Cathay opened her mouth to continue the assault but Marroo felt a sudden irritation at the heckling and kicked his bike’s gyros into a spin to interrupt her.
“Cathay.” He said. “I owe you points.”
She shut her mouth and turned to him.
“Race for them?” He asked.
She gave him a knife like grin. “Double or nothing?” She asked.
Marroo shrugged. The points were worthless most of the time, an informal currency they used to buy favors among their circle and gambled with when they pulled out their cards. “Sure.” He replied. “Diamond snare.”
Podmandu leaned towards Dhret and Marroo glanced in his direction before he continue to berate their newest courier. “Pods judge.” He said.
Pod pulled his attention away from the new girl to consider the pathway of tangled wires they called the diamond snare, notorious for the diamond shaped gap so small you’d hit the wires on your way through without near perfect precision.

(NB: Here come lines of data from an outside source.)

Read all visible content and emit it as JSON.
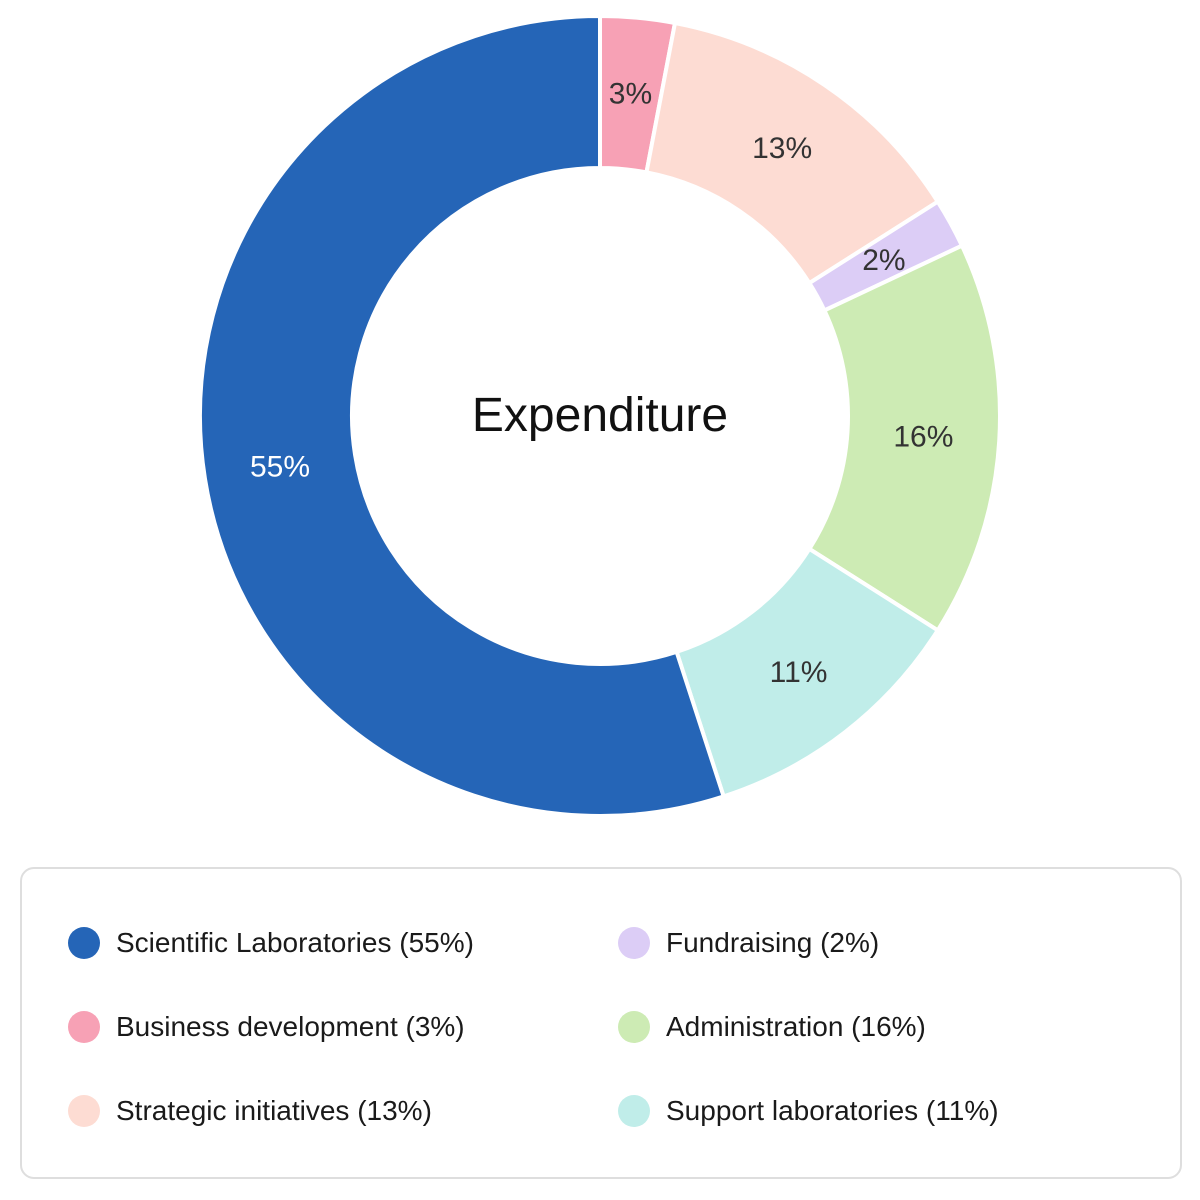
{
  "chart_data": {
    "type": "pie",
    "variant": "donut",
    "title": "Expenditure",
    "categories": [
      "Business development",
      "Strategic initiatives",
      "Fundraising",
      "Administration",
      "Support laboratories",
      "Scientific Laboratories"
    ],
    "values": [
      3,
      13,
      2,
      16,
      11,
      55
    ],
    "unit": "%",
    "colors": [
      "#f7a1b5",
      "#fddcd3",
      "#dccdf6",
      "#cdebb4",
      "#c0ede9",
      "#2565b7"
    ],
    "slice_labels": [
      "3%",
      "13%",
      "2%",
      "16%",
      "11%",
      "55%"
    ],
    "start_angle": "12 o'clock",
    "direction": "clockwise",
    "legend_position": "bottom"
  },
  "center": {
    "title": "Expenditure"
  },
  "legend": {
    "items": [
      {
        "label": "Scientific Laboratories (55%)",
        "color": "#2565b7"
      },
      {
        "label": "Business development (3%)",
        "color": "#f7a1b5"
      },
      {
        "label": "Strategic initiatives (13%)",
        "color": "#fddcd3"
      },
      {
        "label": "Fundraising (2%)",
        "color": "#dccdf6"
      },
      {
        "label": "Administration (16%)",
        "color": "#cdebb4"
      },
      {
        "label": "Support laboratories (11%)",
        "color": "#c0ede9"
      }
    ]
  }
}
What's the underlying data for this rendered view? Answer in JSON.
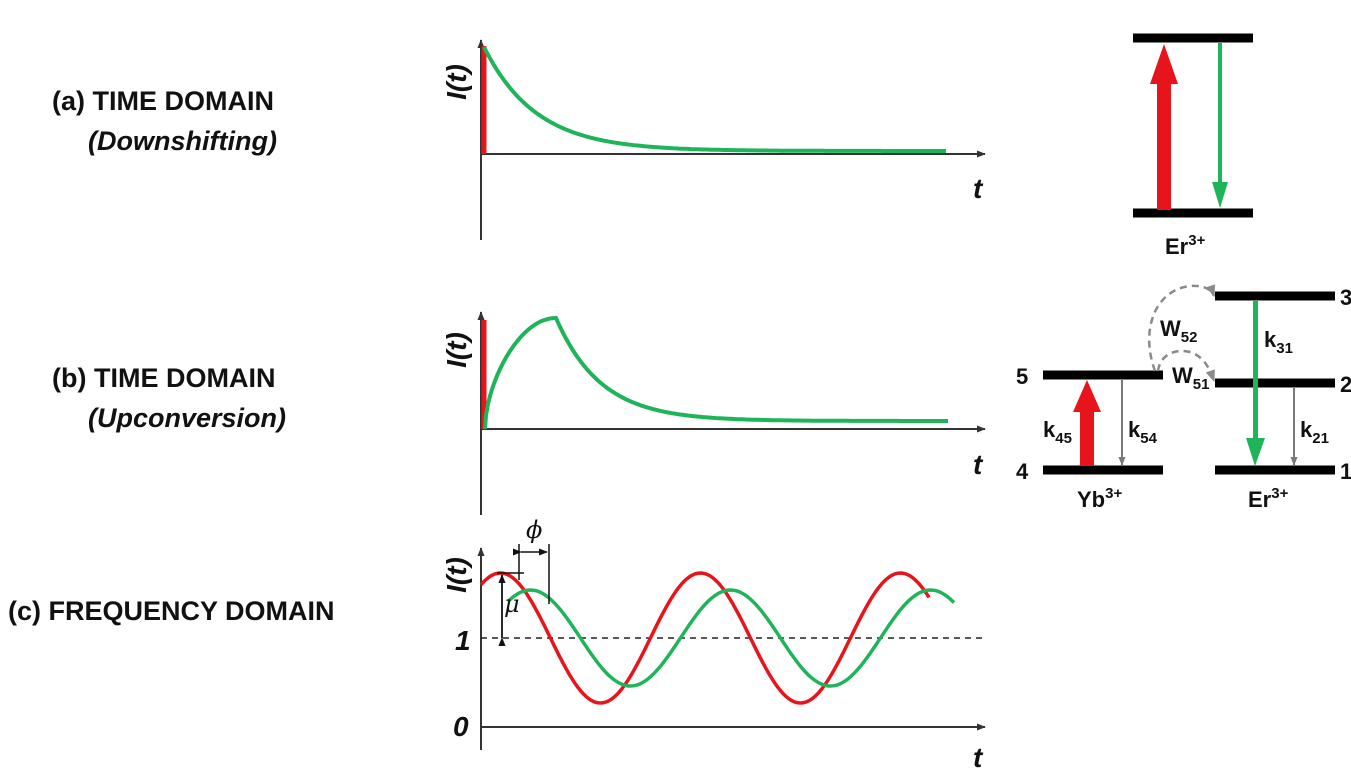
{
  "colors": {
    "red": "#e8141b",
    "green": "#1fb45a",
    "gray": "#7a7a7a",
    "dashed": "#8a8a8a"
  },
  "panels": {
    "a": {
      "line1": "(a) TIME DOMAIN",
      "line2": "(Downshifting)"
    },
    "b": {
      "line1": "(b) TIME DOMAIN",
      "line2": "(Upconversion)"
    },
    "c": {
      "line1": "(c) FREQUENCY DOMAIN"
    }
  },
  "axes": {
    "y_label": "I(t)",
    "x_label": "t",
    "tick_one": "1",
    "tick_zero": "0"
  },
  "annotations": {
    "phase": "ϕ",
    "modulation": "μ"
  },
  "diagram_a": {
    "ion": "Er",
    "ion_charge": "3+"
  },
  "diagram_b": {
    "yb_ion": "Yb",
    "yb_charge": "3+",
    "er_ion": "Er",
    "er_charge": "3+",
    "levels": {
      "l1": "1",
      "l2": "2",
      "l3": "3",
      "l4": "4",
      "l5": "5"
    },
    "rates": {
      "w52": {
        "main": "W",
        "sub": "52"
      },
      "w51": {
        "main": "W",
        "sub": "51"
      },
      "k31": {
        "main": "k",
        "sub": "31"
      },
      "k45": {
        "main": "k",
        "sub": "45"
      },
      "k54": {
        "main": "k",
        "sub": "54"
      },
      "k21": {
        "main": "k",
        "sub": "21"
      }
    }
  }
}
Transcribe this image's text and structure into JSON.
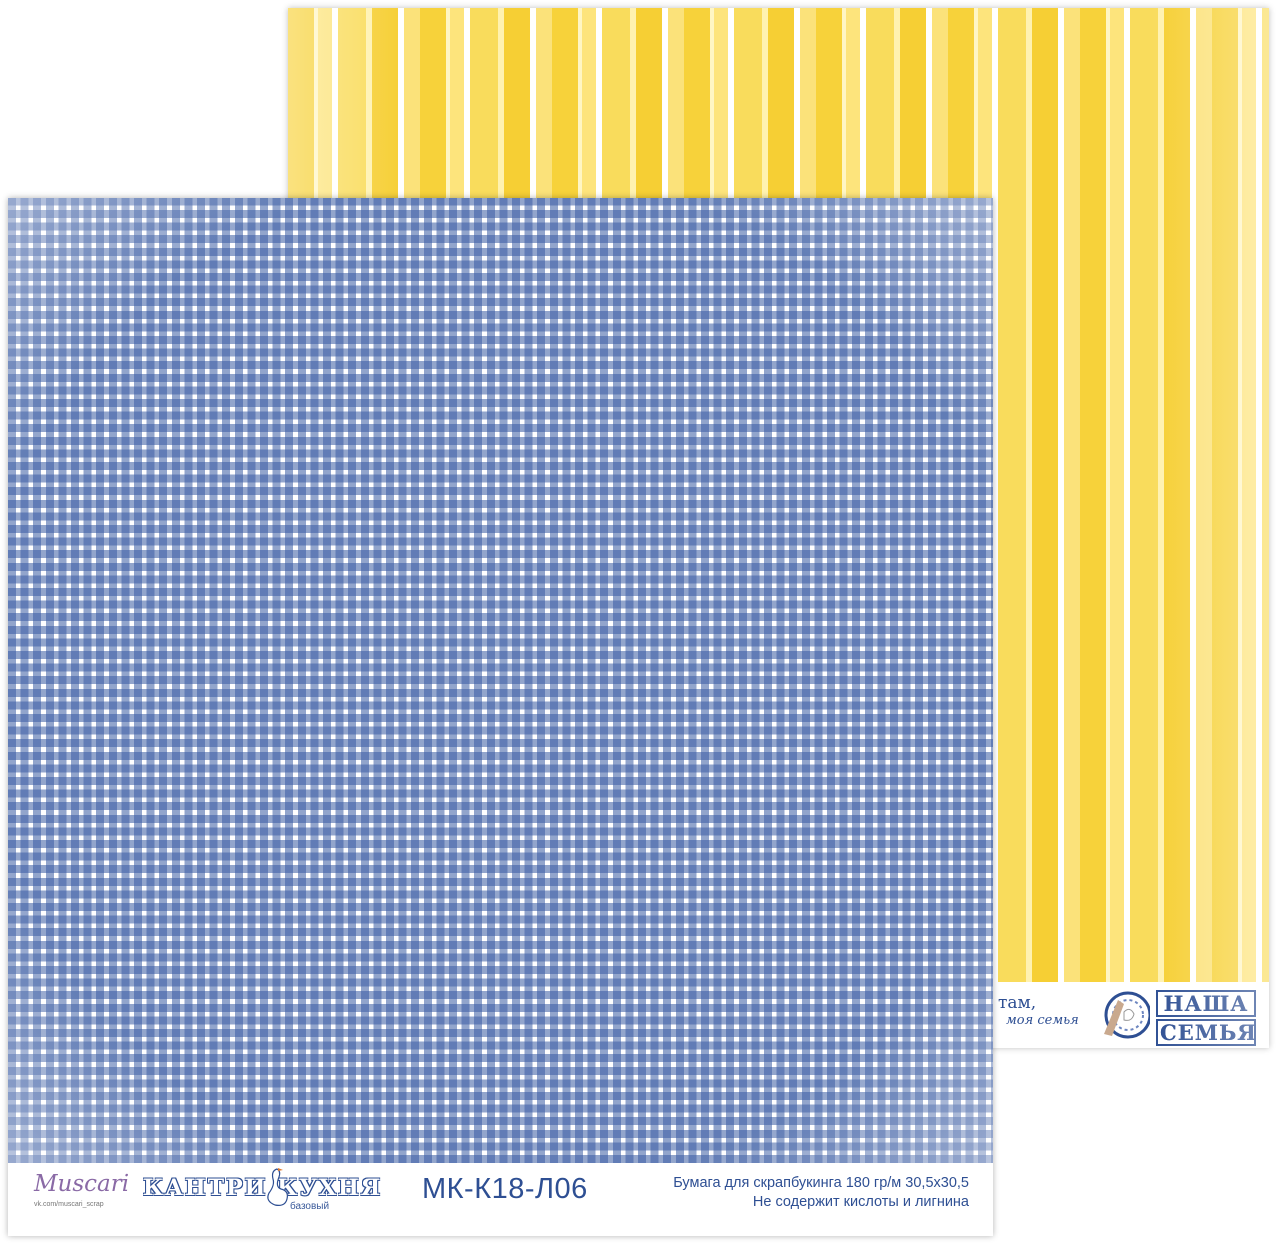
{
  "colors": {
    "stripe_yellow": "#f7d23a",
    "gingham_blue": "#395ba3",
    "text_blue": "#2e4f93",
    "brand_purple": "#8a6aa6"
  },
  "back_sheet": {
    "pattern": "vertical yellow and white stripes",
    "phrase_line1": "там,",
    "phrase_line2": "моя семья",
    "logo_line1": "НАША",
    "logo_line2": "СЕМЬЯ",
    "icon": "plate-icon"
  },
  "front_sheet": {
    "pattern": "blue and white gingham",
    "brand": "Muscari",
    "brand_url": "vk.com/muscari_scrap",
    "collection_title": "КАНТРИ КУХНЯ",
    "collection_subtitle": "базовый",
    "product_code": "МК-К18-Л06",
    "info_line1": "Бумага для скрапбукинга 180 гр/м 30,5х30,5",
    "info_line2": "Не содержит кислоты и лигнина",
    "icon": "goose-icon"
  }
}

“You’ll lose.” Cathay mocked.
Marroo met Cathay’s smile with one of his own. He gave his pedals another kick that sent the gyros humming around him. “I’m already on my bike.” He said.
Cathay lunged for the seat of her bike as Marroo tilted his bike away from the edge of the building into open air.
He met Dhret’s eyes just long enough to receive a tight smile of gratitude before he was falling sideways through the open air.